Trotz der immensen Bedeutung des Krankheitsbilds hat es in der medizinischen Wahrnehmung,
im Vergleich zu anderen Krankheitsbildern, bislang ein relatives Schattendasein geführt
mit nur übersichtlicher Anzahl von randomisierten Therapiestudien und nur vergleichsweise
wenigen Arbeiten zur Pathogenese der Erkrankung. Erst in jüngster Zeit sind zunehmende
wissenschaftliche Anstrengungen erfolgt, die althergebrachte Vorstellungen sehr kritisch
hinterfragen, wie bspw. zur bislang häufig sehr unkontrollierten Antibiotikagabe bei
der unkomplizierten Divertikulitis ohne Risikofaktoren oder zur OP-Indikation („nach
dem zweiten Schub“). Weitere Entwicklungen betreffen die gezielte Diagnostik der Divertikelkrankheit,
welche insbesondere die Bildgebung des perikolischen Raumes beinhalten muss und bei
der beispielsweise die Sonografie zunehmende Bedeutung gewonnen hat. Des Weiteren
ist festzustellen, dass die bislang vorliegenden Klassifikationen der Divertikulitis,
wie die im angloamerikanischen Raum weit verbreitete Klassifikation nach Hinchey [7] oder die im deutschsprachigen Raum verbreitete Klassifikation nach Hansen und Stock
[8] nicht allen modernen Kenntnissen über Diagnose und Krankheitsverlauf gerecht werden,
sodass die vorliegende Leitlinie einen Vorschlag einer weiterentwickelten Klassifikation
erarbeitet hat.
Zusammenfassend war es von großer Bedeutung, das aktuelle Wissen zur Divertikelkrankheit/Divertikulitis
interdisziplinär zu erarbeiten und zu bewerten und nun erstmals eine Leitlinie zu
entwickeln, die die gegenwärtigen Erkenntnisse zusammenfasst und Handlungsvorschläge
zum Umgang mit Betroffenen gibt.
1.2. Ziele der Leitlinie und Gültigkeitsdauer
Ziel der Leitlinie ist eine Zusammenfassung und Bewertung des aktuellen Erkenntnisstands
zur Divertikelkrankheit und der Aussprache von Empfehlungen zur Diagnostik und Therapie
der Erkrankung.

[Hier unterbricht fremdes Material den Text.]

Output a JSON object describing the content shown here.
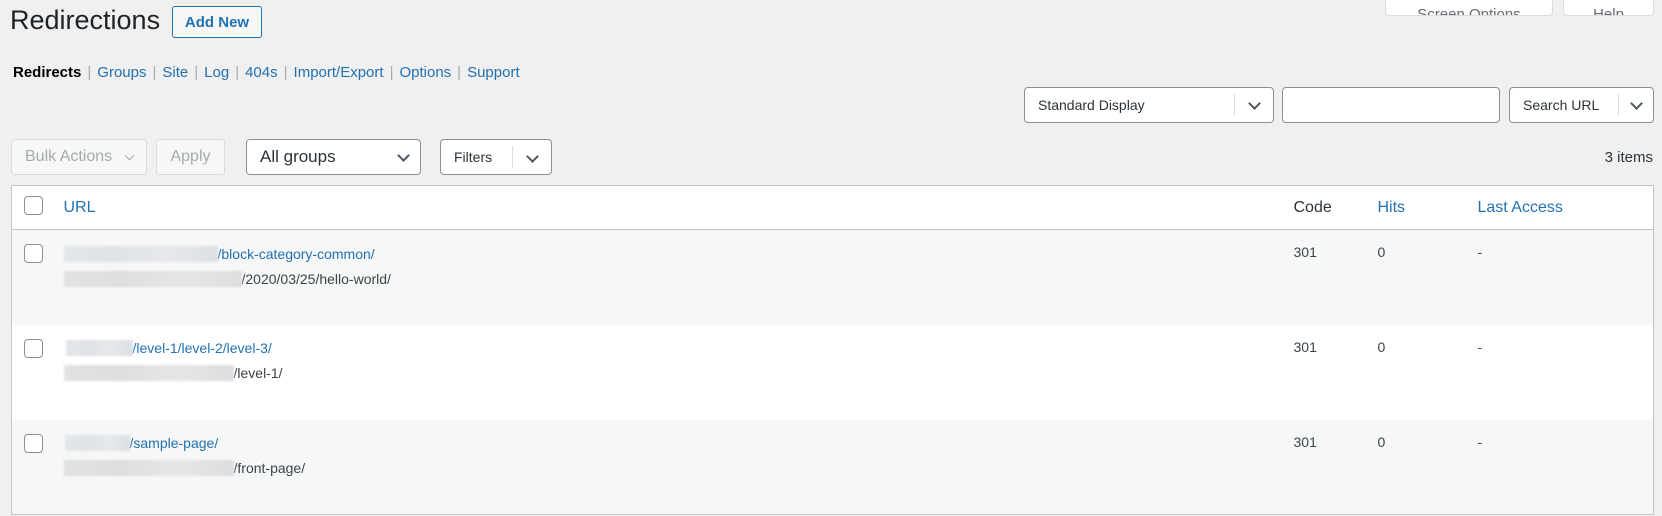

Die Empfehlungen der Leitlinie richten sich dabei an alle an der Diagnostik
und Therapie beteiligten Ärzte von Patienten mit einer Divertikelkrankheit, sowohl
im ambulanten als auch im stationären Bereich. Darüber hinaus soll sie dem Betroffenen
die Möglichkeit geben, sich über die Erkrankung zu informieren. Der behandelnde Arzt
kann im individuellen Einzelfall von den Empfehlungen abweichen. Sie hat eine Gültigkeitsdauer
von 5 Jahren. (31.12.2018)
1.3. Organisatorischer Ablauf des Konsensusprozesses
1.3.1. Zusammensetzung der Leitliniengruppe und Beteiligung der Fachgesellschaften
Die vorliegende Leitlinie wurde federführend erstellt durch die Deutsche Gesellschaft
für Gastroenterologie, Verdauungs- und Stoffwechselkrankheiten (DGVS) sowie die Deutsche
Gesellschaft für Allgemein- und Viszeralchirurgie (DGAV). Die DGVS beauftragte im
Januar 2012 Herrn Prof. Dr. Wolfgang Kruis, Evangelisches Krankenhaus Kalk, Köln die
Leitlinie zu erstellen. Herr Prof. Dr. Germer, Universitätsklinik Würzburg wurde von
der DGAV benannt. Des Weiteren wurde Herr Prof. Dr. Ludger Leifeld, St. Bernward Krankenhaus,
Hildesheim als Koordinator benannt. Die Leitungsgruppe lud weitere Fachgesellschaften
sowie Patientenvertreter zur Teilnahme an der Leitlinie ein (beteiligte Fachgesellschaften
siehe [Tab. 1]).
Tab. 1
Beteiligte Fachgesellschaften.
federführende Fachgesellschaften
|
Deutsche Gesellschaft für Gastroenterologie, Verdauungs- und Stoffwechselkrankheiten
(DGVS)
|
Deutsche Gesellschaft für Allgemein- und Viszeralchirurgie (DGAV)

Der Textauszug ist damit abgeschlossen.